The 1920s was a decade of rebellion, free-for-alls and action. Everyone got wrapped up in the new culture emerging. Between the Great War and the Great Depression, there were a few years of craziness and decadence for the population of North America and Europe. The dying gasps of the agricultural economy were heard as people migrated to the new business and industrial economy.

During and immediately after the war, women were required to move into factories to take the places of the men who went to war and, then, the ones who didn’t return. Women began to see themselves differently. They saw themselves as people with rights, options and freedom. And they reacted to the perceived changes in a typical way…they over reacted! Opulence was in. Hems and hairlines were short.

Women who worked in the factories had already started cutting their hair for safety reasons. Others followed suit. Especially movie stars. And, as the movies were getting more and more popular, the cinema goers were following the styles of the actors and actresses. Everyone started to cut their hair. Even the hesitaters cut theirs by the end of the decade.

“Bobbing” hair merely meant cutting the hair short. There was the Dutch boy cut and the blunt bob, both best for straight or straight-able hair. The slightly shorter version was the shingle cut, where a razor was used to cut the hair at the nape of the neck into a V. The Eaton cut, sported by singer Josephine Baker, was a hug-the-head shortest of all cut. The variations included kiss curls (or spit curls) and curl wings on the cheeks. The kiss curls were supposed to indicate how many different men a girl had kissed.

For those who had the time or the right kind of hair, there was the longer bob with finger waves and the even longer (not quite shoulder length) version called Marcel waves. These required hair gel, hot curling irons and hair clips to maintain. The finger waves were combed in by zigzagging the comb slowly through the gelled hair

The woman who could not part with her long tresses could have a fake bob, with most of the hair up in a chignon, held in place with bobby pins. (Did you ever wonder where the term came from, before?) Only the front looked like she had bobbed her hair. There were a few who would buy wigs to wear when going out so that they could look modern.

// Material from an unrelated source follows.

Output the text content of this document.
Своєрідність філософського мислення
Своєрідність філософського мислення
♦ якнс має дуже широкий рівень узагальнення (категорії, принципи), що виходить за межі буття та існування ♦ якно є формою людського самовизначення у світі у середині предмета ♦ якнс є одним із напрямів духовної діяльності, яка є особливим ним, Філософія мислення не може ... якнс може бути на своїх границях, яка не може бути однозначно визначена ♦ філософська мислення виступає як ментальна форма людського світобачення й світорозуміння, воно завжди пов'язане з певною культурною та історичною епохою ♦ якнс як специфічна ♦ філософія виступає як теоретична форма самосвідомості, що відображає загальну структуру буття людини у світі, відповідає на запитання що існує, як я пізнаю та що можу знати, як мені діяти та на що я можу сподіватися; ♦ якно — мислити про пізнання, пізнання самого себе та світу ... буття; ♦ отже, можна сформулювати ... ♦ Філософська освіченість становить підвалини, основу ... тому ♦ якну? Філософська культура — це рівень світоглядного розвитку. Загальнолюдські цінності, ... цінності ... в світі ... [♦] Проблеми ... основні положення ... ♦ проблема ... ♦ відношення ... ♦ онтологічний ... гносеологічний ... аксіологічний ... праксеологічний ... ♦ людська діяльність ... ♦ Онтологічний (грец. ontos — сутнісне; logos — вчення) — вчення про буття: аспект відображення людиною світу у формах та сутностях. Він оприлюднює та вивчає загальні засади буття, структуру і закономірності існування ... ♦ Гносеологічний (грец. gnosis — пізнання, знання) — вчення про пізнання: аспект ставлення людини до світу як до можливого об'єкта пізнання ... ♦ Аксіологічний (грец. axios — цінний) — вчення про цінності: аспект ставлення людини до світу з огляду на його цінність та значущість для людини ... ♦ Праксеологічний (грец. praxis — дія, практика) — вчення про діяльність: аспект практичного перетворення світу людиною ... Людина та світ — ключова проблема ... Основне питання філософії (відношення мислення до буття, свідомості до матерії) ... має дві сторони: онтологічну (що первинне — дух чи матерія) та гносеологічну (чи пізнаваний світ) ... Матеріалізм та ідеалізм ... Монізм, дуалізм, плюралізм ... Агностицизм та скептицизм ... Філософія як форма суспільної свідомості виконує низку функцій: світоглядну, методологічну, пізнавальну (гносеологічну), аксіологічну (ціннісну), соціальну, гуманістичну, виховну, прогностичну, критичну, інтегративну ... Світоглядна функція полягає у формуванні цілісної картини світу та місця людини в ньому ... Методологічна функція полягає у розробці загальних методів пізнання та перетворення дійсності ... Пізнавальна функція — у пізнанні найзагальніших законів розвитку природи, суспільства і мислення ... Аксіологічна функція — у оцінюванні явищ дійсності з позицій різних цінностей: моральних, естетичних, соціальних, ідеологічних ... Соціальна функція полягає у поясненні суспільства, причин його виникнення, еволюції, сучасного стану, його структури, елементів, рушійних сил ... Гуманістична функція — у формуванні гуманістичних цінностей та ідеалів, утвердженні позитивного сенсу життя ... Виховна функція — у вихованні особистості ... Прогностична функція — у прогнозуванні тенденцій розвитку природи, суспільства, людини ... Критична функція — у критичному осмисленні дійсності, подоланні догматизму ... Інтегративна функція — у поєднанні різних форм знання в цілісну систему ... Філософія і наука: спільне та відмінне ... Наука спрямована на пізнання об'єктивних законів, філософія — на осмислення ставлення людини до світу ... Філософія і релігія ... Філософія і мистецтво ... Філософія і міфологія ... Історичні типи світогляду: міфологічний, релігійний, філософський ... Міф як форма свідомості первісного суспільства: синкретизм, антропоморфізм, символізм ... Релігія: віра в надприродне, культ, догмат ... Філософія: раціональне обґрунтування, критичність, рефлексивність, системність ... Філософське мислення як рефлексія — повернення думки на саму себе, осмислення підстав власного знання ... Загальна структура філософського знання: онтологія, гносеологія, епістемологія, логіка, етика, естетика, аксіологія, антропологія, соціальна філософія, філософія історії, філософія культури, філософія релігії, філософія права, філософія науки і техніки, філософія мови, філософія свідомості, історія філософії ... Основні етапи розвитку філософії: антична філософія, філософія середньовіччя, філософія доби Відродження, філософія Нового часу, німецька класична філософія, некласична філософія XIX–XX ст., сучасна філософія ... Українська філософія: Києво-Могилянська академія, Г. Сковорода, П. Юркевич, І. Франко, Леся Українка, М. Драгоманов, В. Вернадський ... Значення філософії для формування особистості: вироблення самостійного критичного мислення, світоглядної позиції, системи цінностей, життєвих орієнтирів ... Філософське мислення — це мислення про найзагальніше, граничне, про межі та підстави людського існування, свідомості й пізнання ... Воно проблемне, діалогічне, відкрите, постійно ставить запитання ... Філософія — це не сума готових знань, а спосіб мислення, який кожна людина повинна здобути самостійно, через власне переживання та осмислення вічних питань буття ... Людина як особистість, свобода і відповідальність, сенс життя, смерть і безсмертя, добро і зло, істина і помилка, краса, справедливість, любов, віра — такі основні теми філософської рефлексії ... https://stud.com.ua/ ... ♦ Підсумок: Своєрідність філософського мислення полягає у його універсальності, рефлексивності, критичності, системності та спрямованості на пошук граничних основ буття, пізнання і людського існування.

Accessories for the head were over the top in that decade. Thin fabric bands, worn low on the forehead with an off-center flower or jewel were quite common. Wider cloth bands, which practically covered the forehead, and all but the crown, were popular, too. Hats were close-fitting affairs made out of any soft fabric: wool felt, knits, cotton, linen, heavy rayon or, even, straw. Hats were worn plain as well as decorated. The hair had to be short and straight to handle the hats!

Cosmetics became popular. Heavy lid color, thick mascara and pencil-thin eyebrows were an imitation of the screen stars. Hair coloring was also used to copy starlets. The platinum blonde was born. Some henna products tripled in sales during the decade as drug store shelves could barely keep the favorite hair tint in stock.

The decade remade women into the modern women.